Attach and Rotate to Hide
Using an Ultair Chassis as an example (image to Left), I've attached the corner of the Standard Plate to the middle uppermost connection point. This places the plate with the components down so that when I rotate the plate into the desired position the sensitive components will be nearly completely hidden. This also places the Standard Plate on the backside of my Chassis further aiding in protection.

In some cases it is necessary to actually put your connection component on your chassis and attach all components to the connection piece, THEN drag and drop the connection component into the Limb Bin. This will give you the advantage of having an open work area to position your pieces and further allows you to place the entire cluster in various areas of your chassis to find the best place for hiding your components.

Once you have the pieces attached and rotated into position then you find that very little, if any, of your sensitive components are open to attack.

Components Hidden
The final image shows you the hidden components now protected by the chassis. You can see that the energy components do protrude out the sides. Further experimentation and tweaking of this method would also hide these as well. Perhaps by using a second plate on the first you could actually place the energy components within the controller which resides within the chassis.

The attaching Standard Plate can be easily protected with minimal Shielding and not only are all but one of your Chassis connection points still available, but the Standard plate also provides even more overlapping connection points to allow other possible part within part hiding.

Keep in mind that using this method does not restrict you to only sensitive components and chassis.
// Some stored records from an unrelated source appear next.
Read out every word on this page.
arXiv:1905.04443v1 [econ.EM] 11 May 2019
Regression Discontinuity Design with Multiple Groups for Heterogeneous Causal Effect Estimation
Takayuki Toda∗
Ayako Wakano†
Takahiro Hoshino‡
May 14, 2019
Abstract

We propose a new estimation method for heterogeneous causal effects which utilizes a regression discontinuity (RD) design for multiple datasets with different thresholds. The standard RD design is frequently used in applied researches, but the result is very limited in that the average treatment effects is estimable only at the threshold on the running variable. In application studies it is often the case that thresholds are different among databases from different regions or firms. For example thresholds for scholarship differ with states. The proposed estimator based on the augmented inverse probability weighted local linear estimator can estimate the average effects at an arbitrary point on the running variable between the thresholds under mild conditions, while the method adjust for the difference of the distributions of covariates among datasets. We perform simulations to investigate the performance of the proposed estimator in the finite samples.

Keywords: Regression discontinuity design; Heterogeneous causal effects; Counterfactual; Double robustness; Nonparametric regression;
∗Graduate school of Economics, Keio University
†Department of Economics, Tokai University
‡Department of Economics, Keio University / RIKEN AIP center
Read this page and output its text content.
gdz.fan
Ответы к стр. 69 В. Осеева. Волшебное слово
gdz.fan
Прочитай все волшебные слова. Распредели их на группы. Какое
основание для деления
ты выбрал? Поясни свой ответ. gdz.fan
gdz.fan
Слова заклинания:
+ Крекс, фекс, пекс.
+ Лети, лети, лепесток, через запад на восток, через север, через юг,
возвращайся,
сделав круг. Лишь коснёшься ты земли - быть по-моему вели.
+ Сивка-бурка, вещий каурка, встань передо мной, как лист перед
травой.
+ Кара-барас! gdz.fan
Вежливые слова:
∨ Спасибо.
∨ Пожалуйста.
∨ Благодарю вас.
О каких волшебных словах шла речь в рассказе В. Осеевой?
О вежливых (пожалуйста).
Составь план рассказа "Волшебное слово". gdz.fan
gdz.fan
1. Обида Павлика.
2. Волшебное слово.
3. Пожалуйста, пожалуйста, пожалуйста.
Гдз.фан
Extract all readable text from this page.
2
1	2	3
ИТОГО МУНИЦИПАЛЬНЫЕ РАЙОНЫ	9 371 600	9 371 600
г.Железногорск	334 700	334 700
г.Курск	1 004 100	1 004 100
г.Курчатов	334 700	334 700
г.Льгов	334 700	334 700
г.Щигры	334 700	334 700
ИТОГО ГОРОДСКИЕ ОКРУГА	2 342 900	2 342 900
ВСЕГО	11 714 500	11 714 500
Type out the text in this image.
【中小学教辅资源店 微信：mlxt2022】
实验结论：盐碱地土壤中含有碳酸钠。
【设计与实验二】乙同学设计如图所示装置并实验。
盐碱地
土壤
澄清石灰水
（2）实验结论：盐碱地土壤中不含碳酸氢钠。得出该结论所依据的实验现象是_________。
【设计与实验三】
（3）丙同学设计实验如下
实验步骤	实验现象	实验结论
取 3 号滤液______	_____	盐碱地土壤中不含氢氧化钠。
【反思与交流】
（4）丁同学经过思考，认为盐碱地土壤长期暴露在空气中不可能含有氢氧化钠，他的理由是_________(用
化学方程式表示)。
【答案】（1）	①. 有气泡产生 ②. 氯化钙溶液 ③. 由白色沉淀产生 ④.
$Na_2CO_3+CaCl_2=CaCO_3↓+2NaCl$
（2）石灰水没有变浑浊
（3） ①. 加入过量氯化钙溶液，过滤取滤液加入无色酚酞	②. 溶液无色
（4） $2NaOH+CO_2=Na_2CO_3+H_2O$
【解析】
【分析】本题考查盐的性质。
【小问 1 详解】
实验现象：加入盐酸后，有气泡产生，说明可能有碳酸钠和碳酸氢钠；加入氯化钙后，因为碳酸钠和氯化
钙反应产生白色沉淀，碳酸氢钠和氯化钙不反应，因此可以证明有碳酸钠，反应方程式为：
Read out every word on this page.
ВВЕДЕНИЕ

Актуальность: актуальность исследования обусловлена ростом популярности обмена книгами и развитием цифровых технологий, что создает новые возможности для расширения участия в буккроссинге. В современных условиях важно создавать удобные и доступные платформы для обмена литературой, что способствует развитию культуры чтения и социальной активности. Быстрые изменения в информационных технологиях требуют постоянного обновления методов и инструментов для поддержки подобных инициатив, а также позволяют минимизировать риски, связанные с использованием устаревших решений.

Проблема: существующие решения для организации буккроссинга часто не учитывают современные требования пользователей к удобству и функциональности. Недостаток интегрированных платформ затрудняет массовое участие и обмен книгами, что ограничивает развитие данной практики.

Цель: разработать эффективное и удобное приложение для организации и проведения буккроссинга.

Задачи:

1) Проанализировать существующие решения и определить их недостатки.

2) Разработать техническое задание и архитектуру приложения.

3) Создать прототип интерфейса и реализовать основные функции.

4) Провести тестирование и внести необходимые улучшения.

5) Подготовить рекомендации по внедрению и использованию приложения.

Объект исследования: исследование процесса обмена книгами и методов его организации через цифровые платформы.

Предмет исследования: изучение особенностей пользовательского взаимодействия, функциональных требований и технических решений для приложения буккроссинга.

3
Clever usage of 2 Standard 45 degree blocks will create a square block with two overlapping connection points. This is a very nice way of creating weapons that overlap, or extensions within weapons, etc. My bot Whomp uses this method to create a solid arm of Ram Weapons. In some cases overlapped weapons will yield a double strike on damage because you have two weapons hitting the spot at the same time, but even when that doesn't occur you still have a backup weapon if one breaks.